Nevertheless, he congratulated the Boston and Houston radiation oncologists for conducting the challenging Bayesian study of 255 patients with locally advanced non-small-cell lung cancer (NSCLC).
The patients were assigned to receive either 3D proton therapy or standard intensity-modulated radiation therapy (IMRT).
Patient characteristics were well balanced in the two groups, but target volumes were larger in the proton therapy group than in the IMRT group (P =.071), and more patients in the proton therapy group received higher doses to tumors and had larger lung volumes receiving at least 30 to 80 Gy.
For patients with “larger” tumors, there were more 74 Gy doses delivered in the proton therapy group than in the IMRT group (75.4% vs 63.0%; P < .001).
The primary outcome — treatment failure — was defined as radiation pneumonitis of at least grade 3 or local recurrence within 12 months. There were no significant differences between the groups for these criteria, either alone or in combination.
No differences were found between IMRT and 3D proton therapy.
In fact, “no differences were found between IMRT and 3D proton therapy in treatment failure in this randomized trial,” Dr Liao and her colleagues report.
In addition, proton therapy did not outperform IMRT in terms of overall survival.
There has been an ongoing search for a way to increase the radiation dose in locally advanced lung cancer because about 30% of initial relapse in these patients is local/regional, Dr Edelman explained.
The current standard of care for locally advanced NSCLC — “established many years ago” — is concurrent chemoradiotherapy, he pointed out. At the time, data showed that platinum-based chemotherapy plus radiation 60 Gy was the “way to go.”
Then, in the landmark RTOG 0617 trial of conventional radiotherapy, it was shown that mortality was worse the high-dose group (74 Gy) than in the low-dose group (60 Gy), and the increase appeared to be related to irradiation of heart, he said.

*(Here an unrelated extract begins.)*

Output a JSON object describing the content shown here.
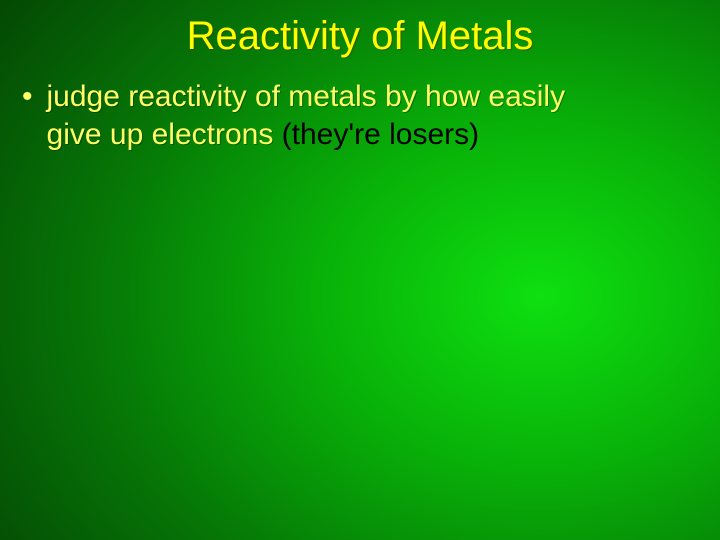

IMRT allows radiation to be shaped to the irregular edges of tumor. “That’s our current modern approach,” which is “a vast advantage” over the older approaches, Dr Edelman noted.
“But there is still a great deal of scatter [with IMRT] to the adjacent structures, including the lungs and heart, and therefore there is a greater risk of cardiac damage, as well radiation pneumonitis,” he pointed out.
The question of whether doses to primary tumor/regional lymph nodes can be increased without damage to adjacent structures persists.
“The answer to this may be — perhaps — proton therapy,” Dr Edelman said.
Although mean doses to the lung and esophagus were equivalent with proton therapy and IMRT, Dr Liao’s team reported, there was a significant reduction in mean dose to the heart area with protons.
Still, this randomized clinical trial indicates that proton therapy does not improve treatment failure rates or overall survival.
An Observational Study, Considered and Dismissed
During the same session, results from another study on the treatment of NSCLC — comparing proton therapy with conventional photon therapy — were presented.
Madhusmita Behera, PhD, from the Winship Cancer Institute at Emory University in Atlanta, and her colleagues used the National Cancer Data Base to identify patients with NSCLC (any stage) who were treated from 2004 to 2012. They found about 140,000 patients treated with various forms of photon therapy and 346 patients treated with protons.
“Who got protons? To be very simple, rich white people,” Dr Edelman explained.
The researchers found “some advantage” with protons, but, Dr Edelman cautioned, “keep in mind the small numbers.”
The results are “interesting,” said Dr Edelman, but he promptly dismissed them in light of the higher standard of evidence provided by the prospective clinical trial results from Boston and Houston.